Okay, so the first thing I did for number 6 was factor the equation..because the question says to do that. Then I seperated x and y. Y on the left and x on the right. Then I found the antiderivative. Or at least I thought I did. Maybe that's where I messed up? Also, I wasn't sure what to do with y(2)=10. I'm not used to using initial conditions, and our professor didn't explain them.
Sorry I'm not sure how to use LaTex. So for now I'll just post my work the way I can: For #6, I just retried it and got a completely different answer than before: first I factored -4y+36 to get 4(9-y) and -4(y-9). So then I multiplied both sides by (y-9). And after separating them more I get ln(y-9)=-4x+C So I plug in (2,10) and get something that would make no sense at all. C would have to equal 40. What did I do wrong? Obviously something went way wrong.
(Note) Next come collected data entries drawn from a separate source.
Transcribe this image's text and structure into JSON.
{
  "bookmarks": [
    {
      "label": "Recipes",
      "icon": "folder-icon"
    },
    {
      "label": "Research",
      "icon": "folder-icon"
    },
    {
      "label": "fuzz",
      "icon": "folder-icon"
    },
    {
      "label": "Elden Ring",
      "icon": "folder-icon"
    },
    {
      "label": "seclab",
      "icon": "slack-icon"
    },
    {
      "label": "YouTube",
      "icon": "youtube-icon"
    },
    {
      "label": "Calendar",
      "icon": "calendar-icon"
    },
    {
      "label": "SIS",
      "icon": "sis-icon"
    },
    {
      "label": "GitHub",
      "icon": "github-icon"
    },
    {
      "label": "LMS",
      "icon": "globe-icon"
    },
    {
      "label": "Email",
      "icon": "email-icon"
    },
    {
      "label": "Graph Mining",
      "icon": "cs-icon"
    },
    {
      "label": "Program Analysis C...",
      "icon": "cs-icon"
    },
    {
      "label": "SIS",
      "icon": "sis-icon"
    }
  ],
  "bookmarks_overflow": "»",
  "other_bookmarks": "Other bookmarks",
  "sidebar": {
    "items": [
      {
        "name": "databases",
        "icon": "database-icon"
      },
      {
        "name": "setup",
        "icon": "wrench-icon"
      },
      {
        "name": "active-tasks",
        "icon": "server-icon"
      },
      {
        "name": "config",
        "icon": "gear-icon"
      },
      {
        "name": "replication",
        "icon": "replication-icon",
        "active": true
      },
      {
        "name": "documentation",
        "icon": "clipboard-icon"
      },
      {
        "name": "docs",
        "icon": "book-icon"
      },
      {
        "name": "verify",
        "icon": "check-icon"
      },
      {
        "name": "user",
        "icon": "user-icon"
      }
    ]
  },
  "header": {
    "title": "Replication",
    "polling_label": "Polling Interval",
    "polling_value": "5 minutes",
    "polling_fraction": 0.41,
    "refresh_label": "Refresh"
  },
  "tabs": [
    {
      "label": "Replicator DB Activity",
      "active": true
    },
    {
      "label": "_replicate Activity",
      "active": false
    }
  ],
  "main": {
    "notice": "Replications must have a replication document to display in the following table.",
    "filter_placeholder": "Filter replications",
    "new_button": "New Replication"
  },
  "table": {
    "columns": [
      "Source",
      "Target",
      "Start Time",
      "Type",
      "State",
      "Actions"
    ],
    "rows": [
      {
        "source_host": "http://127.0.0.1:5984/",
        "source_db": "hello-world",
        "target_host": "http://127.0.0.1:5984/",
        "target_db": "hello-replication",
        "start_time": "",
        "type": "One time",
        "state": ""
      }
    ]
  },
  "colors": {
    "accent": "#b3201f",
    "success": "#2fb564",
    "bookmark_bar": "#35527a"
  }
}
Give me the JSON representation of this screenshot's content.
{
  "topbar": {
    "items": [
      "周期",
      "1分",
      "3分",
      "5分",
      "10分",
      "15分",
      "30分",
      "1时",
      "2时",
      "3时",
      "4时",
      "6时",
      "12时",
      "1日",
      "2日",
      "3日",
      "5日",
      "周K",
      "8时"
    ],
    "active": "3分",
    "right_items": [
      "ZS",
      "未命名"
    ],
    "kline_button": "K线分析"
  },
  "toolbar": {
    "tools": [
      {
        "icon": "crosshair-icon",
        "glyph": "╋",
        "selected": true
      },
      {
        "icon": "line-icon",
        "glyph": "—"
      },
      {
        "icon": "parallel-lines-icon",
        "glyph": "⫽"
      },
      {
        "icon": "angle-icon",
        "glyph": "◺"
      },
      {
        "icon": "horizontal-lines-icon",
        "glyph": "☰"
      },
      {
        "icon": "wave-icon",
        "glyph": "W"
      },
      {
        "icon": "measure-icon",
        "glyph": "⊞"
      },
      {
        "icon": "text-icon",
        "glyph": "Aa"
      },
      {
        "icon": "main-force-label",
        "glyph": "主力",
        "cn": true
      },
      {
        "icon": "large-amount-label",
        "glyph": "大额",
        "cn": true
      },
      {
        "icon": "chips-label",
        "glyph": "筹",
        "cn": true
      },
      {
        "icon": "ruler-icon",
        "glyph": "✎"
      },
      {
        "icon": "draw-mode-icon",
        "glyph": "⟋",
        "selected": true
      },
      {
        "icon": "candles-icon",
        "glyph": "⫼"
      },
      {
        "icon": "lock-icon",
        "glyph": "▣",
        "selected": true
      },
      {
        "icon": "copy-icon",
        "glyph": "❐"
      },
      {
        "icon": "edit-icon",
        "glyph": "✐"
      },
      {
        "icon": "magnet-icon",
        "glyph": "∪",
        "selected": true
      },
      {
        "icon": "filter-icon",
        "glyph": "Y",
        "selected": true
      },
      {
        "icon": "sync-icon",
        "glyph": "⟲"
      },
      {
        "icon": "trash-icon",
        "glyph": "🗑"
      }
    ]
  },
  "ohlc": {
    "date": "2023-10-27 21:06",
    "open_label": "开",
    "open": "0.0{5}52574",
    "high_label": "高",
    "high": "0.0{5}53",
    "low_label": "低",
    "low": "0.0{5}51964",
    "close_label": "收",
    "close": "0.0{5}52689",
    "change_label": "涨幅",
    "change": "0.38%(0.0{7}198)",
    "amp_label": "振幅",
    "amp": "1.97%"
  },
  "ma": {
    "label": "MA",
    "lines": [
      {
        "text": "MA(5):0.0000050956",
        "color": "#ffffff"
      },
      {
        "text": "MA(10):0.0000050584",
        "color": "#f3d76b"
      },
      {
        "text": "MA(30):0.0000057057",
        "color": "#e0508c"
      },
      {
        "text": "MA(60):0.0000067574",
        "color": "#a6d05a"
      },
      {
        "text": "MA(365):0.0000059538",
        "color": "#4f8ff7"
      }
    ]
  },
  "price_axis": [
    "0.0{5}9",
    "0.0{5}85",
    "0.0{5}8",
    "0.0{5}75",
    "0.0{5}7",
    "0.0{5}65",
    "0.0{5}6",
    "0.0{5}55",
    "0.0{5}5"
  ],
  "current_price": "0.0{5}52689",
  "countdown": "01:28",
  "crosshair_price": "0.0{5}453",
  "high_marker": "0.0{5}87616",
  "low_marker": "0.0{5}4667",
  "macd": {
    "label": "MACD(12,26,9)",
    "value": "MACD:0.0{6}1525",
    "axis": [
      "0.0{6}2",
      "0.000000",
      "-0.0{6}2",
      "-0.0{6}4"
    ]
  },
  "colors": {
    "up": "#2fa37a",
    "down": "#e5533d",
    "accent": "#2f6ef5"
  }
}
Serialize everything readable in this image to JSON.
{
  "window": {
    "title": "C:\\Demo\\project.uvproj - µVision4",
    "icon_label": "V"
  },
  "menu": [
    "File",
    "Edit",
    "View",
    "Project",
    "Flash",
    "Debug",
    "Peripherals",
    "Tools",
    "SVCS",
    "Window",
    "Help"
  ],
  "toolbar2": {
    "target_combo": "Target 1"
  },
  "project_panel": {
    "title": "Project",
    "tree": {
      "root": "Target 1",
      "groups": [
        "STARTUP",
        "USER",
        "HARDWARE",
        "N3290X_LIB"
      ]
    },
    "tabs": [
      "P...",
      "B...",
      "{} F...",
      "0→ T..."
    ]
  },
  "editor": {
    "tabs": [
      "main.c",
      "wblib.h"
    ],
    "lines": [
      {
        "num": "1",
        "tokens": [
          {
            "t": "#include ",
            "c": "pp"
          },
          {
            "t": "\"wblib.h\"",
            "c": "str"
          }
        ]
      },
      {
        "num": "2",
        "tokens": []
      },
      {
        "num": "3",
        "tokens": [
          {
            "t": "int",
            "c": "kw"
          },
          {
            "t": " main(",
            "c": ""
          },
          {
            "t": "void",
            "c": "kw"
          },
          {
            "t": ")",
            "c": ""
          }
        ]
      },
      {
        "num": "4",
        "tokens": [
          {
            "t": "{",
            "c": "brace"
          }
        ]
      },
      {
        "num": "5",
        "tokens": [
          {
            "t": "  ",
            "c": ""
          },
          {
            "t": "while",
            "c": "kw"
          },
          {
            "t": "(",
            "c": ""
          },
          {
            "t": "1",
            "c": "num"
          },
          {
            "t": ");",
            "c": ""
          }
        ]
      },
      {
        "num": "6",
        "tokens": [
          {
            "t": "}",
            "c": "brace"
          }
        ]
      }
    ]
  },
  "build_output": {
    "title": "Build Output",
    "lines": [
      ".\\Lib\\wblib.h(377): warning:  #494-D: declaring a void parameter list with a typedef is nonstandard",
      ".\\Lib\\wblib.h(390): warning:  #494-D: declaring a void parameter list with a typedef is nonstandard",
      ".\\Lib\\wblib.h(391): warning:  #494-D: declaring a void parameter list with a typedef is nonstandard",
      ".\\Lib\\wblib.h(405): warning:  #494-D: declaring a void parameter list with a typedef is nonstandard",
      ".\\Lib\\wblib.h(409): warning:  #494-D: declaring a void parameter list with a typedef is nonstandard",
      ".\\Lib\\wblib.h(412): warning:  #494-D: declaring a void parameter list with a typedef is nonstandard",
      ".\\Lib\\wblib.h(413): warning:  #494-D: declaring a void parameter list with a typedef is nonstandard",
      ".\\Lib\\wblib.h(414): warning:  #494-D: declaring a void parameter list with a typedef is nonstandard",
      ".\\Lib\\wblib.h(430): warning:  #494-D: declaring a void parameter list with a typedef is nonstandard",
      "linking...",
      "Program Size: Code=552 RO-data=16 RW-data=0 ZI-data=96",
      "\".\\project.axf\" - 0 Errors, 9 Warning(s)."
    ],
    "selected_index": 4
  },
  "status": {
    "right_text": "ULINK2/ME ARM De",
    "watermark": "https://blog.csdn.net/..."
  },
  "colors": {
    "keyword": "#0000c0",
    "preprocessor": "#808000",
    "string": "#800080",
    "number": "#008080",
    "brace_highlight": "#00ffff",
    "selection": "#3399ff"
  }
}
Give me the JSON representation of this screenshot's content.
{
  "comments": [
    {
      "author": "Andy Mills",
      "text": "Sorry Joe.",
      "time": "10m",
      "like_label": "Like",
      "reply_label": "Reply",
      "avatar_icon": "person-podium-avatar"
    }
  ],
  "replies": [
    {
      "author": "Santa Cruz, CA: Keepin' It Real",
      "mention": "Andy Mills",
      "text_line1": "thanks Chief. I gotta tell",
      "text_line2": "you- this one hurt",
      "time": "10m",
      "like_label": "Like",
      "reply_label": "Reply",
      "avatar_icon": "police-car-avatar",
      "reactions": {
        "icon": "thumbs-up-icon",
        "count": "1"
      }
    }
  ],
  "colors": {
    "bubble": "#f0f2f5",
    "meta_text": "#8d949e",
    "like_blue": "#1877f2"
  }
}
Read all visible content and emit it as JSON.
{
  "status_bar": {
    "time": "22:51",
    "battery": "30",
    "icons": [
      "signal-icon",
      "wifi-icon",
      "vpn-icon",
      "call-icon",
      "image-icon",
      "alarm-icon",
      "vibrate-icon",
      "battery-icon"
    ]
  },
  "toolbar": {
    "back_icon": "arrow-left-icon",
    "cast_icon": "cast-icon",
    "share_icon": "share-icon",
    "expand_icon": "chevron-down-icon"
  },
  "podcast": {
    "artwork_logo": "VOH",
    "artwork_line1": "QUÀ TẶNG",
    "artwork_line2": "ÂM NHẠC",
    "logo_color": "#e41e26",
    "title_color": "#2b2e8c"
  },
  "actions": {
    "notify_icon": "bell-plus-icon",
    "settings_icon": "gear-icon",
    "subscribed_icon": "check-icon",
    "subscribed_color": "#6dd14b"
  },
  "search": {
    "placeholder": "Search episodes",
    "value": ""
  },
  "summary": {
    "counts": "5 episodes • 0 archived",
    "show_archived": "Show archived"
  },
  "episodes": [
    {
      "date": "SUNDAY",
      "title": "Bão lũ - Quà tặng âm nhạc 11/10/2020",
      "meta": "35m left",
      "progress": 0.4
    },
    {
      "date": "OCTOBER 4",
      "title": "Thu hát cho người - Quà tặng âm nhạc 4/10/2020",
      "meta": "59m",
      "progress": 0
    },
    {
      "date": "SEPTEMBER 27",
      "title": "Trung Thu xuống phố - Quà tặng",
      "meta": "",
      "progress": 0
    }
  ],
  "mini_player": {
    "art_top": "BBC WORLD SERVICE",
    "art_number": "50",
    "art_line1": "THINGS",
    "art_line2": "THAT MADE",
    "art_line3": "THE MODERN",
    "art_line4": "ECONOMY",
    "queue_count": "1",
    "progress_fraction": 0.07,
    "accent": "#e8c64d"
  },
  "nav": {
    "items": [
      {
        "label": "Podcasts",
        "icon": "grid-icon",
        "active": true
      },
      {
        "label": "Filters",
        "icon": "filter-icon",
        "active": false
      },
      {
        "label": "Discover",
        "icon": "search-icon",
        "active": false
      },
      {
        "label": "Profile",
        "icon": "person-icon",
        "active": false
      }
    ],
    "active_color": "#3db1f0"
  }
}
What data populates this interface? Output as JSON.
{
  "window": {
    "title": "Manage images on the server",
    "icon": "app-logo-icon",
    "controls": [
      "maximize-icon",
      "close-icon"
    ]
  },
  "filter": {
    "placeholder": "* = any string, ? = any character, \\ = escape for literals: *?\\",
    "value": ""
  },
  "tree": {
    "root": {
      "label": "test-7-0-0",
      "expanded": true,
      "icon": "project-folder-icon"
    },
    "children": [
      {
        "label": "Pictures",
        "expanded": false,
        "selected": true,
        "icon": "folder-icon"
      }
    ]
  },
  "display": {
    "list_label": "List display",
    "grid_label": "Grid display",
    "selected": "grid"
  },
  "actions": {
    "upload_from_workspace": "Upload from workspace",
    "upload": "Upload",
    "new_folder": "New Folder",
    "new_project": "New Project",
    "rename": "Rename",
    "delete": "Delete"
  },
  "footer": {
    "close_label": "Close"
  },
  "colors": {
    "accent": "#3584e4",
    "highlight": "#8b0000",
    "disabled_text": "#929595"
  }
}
At the point that you are doing differential equations your algebra needs to be second nature and yours is far from it. I really don't know what you ended up doing but somehow you ended up with the correct answer up to $\ln\left|y-9\right| = -4x + C$
Now $y(2)=10$ so
$\ln(10-9)=-4(2)+C$
$\ln(1)=-8+C$
$0 = -8 + C$
$C = 8$
$\ln\left|y-9\right|=-4x + 8$
i.e. choice 1
you really need to get your algebra nailed down.